” Price controls are usually enacted when policymakers believe that the market price of a good or service is unfair to buyers or sellers. “
The reason most economists are usually oppose about price controls is that they distort the allocation of resources. Price ceilings, which prevent prices from exceeding a certain maximum, cause shortages. Price floors, which prohibit prices below a certain minimum, cause surpluses, at least for a time.
For example, if the supply and demand for milk and eggs are balanced at the current price, and that the government then fixes a lower maximum price. The supply of milk and eggs will decrease, but the demand for it will increase. The result will be excess demand and empty shelves.
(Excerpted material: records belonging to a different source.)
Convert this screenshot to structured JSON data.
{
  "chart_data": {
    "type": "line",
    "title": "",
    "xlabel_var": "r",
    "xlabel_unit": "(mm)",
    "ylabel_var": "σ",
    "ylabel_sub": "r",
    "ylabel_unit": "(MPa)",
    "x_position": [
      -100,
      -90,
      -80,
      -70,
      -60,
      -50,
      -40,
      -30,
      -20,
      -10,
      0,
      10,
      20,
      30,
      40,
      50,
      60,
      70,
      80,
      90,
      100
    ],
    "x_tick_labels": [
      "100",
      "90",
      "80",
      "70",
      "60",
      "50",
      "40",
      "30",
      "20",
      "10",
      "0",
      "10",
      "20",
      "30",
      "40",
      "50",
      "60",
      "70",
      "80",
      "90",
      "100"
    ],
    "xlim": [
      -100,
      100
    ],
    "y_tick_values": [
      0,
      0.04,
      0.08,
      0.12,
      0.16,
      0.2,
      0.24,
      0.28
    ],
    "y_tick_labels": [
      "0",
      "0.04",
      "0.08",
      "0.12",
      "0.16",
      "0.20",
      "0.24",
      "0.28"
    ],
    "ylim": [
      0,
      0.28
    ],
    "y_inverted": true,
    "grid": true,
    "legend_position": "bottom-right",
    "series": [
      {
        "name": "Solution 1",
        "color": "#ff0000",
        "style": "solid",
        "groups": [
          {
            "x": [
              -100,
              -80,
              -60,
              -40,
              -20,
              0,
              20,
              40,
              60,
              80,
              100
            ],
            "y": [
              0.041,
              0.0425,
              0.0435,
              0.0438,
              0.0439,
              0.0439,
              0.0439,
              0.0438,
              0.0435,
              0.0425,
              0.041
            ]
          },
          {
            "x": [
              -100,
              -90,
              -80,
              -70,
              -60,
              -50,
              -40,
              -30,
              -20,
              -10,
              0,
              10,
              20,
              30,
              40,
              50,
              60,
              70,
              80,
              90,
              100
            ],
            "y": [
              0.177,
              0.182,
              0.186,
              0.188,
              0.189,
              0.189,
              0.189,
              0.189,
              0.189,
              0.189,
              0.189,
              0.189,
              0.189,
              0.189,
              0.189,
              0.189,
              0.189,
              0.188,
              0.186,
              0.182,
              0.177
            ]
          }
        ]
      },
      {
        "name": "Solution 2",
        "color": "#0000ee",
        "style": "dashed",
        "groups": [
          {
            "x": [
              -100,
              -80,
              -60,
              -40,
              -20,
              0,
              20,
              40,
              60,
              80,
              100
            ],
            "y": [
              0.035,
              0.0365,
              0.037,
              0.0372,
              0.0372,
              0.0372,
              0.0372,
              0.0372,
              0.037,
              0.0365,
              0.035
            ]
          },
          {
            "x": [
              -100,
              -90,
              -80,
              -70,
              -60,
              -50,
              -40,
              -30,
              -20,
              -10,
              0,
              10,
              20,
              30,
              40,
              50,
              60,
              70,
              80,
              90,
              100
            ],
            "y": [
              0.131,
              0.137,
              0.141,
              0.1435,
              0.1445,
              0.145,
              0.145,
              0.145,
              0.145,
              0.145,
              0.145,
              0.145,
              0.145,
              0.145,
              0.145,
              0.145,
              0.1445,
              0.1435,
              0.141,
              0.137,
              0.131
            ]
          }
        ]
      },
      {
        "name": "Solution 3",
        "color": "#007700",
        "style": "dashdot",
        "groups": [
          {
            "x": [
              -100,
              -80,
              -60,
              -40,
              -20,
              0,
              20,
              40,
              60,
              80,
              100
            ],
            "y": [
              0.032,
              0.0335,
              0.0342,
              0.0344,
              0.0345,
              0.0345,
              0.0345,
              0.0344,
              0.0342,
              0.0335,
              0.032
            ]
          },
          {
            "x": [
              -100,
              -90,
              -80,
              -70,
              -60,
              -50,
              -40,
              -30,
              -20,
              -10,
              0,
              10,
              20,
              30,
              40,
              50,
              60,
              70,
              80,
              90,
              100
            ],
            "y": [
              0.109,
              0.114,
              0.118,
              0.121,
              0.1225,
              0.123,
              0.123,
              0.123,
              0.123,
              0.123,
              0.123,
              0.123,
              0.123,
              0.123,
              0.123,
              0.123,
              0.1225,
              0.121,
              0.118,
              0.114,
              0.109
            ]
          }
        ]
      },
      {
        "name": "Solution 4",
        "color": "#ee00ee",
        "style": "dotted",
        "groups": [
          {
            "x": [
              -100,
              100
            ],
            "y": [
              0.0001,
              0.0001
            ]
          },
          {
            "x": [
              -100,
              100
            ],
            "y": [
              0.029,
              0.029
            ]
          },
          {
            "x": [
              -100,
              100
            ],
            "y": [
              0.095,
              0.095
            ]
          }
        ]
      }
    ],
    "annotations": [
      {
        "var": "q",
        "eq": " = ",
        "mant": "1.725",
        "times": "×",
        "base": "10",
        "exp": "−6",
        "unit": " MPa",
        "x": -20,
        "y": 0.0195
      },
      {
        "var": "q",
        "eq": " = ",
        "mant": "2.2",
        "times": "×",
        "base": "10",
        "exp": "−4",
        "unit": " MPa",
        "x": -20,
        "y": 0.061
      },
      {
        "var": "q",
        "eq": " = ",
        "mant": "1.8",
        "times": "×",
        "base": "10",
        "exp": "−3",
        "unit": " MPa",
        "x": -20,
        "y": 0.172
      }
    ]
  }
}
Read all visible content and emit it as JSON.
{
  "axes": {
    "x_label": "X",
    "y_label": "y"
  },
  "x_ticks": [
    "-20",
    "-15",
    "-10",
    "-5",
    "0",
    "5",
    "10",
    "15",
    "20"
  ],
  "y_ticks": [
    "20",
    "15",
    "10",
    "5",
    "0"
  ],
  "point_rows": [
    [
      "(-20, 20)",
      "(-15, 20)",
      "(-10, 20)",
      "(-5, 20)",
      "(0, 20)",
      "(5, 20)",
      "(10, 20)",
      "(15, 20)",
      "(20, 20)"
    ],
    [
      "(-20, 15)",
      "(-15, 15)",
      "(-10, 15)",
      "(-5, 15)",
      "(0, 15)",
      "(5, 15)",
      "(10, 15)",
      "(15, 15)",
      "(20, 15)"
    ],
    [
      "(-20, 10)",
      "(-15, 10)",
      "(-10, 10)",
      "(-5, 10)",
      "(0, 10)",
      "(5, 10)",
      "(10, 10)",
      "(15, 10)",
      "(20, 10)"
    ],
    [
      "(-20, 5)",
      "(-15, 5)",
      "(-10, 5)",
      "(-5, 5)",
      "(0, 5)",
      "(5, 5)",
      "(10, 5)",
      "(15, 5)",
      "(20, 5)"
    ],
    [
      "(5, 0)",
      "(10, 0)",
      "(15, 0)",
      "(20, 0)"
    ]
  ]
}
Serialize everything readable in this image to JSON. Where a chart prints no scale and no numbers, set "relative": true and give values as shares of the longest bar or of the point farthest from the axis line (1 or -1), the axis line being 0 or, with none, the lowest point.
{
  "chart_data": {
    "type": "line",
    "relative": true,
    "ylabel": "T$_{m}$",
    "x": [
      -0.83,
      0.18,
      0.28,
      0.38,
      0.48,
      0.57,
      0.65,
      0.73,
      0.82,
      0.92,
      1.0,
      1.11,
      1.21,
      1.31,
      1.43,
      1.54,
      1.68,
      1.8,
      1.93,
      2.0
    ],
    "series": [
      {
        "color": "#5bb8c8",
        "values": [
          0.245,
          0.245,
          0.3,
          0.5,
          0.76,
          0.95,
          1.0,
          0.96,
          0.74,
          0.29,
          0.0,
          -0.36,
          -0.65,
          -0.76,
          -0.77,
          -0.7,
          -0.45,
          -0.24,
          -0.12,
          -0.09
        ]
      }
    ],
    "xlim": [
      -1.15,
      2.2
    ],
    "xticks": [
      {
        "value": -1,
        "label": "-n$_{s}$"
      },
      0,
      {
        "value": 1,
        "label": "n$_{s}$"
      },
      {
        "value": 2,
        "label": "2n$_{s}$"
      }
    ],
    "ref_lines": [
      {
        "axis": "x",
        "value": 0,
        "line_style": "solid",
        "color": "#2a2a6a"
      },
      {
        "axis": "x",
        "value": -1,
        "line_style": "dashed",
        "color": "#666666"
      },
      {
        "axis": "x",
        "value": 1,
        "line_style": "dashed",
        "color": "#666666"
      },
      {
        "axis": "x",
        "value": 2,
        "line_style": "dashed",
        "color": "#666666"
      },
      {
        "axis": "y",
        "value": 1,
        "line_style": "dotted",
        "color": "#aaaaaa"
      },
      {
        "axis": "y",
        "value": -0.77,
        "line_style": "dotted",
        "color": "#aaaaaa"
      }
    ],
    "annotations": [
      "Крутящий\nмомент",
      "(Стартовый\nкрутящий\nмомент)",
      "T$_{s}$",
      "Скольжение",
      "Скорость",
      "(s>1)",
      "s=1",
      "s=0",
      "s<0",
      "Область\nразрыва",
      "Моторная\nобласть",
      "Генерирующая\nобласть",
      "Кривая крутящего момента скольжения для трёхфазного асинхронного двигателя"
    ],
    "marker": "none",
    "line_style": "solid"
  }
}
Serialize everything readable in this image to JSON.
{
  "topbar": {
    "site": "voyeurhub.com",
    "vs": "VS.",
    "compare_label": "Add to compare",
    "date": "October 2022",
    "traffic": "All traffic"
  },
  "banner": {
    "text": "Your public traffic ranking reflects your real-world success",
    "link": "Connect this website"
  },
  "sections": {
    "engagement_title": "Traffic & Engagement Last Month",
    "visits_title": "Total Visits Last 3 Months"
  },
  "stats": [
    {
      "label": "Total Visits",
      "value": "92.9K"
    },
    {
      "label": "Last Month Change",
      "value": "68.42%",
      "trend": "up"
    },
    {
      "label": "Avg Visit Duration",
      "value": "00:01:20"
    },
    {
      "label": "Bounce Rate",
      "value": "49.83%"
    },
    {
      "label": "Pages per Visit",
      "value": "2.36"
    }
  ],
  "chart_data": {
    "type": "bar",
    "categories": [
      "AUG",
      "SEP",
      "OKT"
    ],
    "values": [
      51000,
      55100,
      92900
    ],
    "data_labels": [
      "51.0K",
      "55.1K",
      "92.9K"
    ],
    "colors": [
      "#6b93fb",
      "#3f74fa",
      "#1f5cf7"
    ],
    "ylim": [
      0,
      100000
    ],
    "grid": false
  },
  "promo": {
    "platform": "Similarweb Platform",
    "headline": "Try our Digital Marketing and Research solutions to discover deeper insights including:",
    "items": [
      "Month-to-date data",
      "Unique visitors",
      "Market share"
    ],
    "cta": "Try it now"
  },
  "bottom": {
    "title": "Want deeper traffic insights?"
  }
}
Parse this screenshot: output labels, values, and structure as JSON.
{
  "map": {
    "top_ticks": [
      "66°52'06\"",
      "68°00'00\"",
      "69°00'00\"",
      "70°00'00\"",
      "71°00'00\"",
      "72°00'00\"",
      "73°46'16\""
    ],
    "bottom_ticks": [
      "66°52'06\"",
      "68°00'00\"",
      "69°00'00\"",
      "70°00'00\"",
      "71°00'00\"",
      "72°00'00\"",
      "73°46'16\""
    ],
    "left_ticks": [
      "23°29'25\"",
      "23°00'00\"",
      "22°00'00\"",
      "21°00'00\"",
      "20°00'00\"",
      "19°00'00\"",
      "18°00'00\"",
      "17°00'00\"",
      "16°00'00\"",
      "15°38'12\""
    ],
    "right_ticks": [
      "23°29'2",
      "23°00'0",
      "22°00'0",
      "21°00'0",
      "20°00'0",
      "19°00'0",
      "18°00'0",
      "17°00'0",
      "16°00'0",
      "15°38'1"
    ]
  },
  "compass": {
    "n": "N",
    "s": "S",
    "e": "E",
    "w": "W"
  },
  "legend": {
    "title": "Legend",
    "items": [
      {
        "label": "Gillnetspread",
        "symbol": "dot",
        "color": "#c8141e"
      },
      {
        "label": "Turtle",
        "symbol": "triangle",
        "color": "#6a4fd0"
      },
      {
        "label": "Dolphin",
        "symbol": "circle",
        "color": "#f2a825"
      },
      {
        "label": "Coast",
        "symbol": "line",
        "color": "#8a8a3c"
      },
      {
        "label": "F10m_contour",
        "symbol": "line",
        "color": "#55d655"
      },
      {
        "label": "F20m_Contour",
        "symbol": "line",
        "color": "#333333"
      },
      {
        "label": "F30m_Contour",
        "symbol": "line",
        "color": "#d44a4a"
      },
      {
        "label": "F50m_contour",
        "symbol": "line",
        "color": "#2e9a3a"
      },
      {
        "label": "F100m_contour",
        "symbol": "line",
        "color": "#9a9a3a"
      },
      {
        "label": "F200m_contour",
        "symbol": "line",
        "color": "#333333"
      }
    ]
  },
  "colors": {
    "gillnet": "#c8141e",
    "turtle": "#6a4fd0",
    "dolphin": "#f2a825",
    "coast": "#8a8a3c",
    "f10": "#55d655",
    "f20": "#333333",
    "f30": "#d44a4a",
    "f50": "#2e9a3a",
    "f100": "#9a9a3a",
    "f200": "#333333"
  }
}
Although some consumers will be lucky enough to purchase milk and eggs at the lower price, others will be forced to do without.
In a more simplistic economy, price controls might work. In today’s complex market place of globalization, you will find that many products are inter-connected. These relationships are really in a fragile balance and many factors can set a chain reaction that will take out many aspects of growth along the way. Most interesting are the price subsidies that protect national industries from the foreign threat of competition. Although practiced in every nation, those that try to protect their industries the most are those that seem to subsidize failure. The subsidies become increasingly expensive and money is a limited resource. The greatest threat of a price support is when the price support is retracted. Complete industries have failed in different countries around the world due to this process. It seems that when you try to prevent failure in price and you continue it for very long, you end up guaranteeing failure.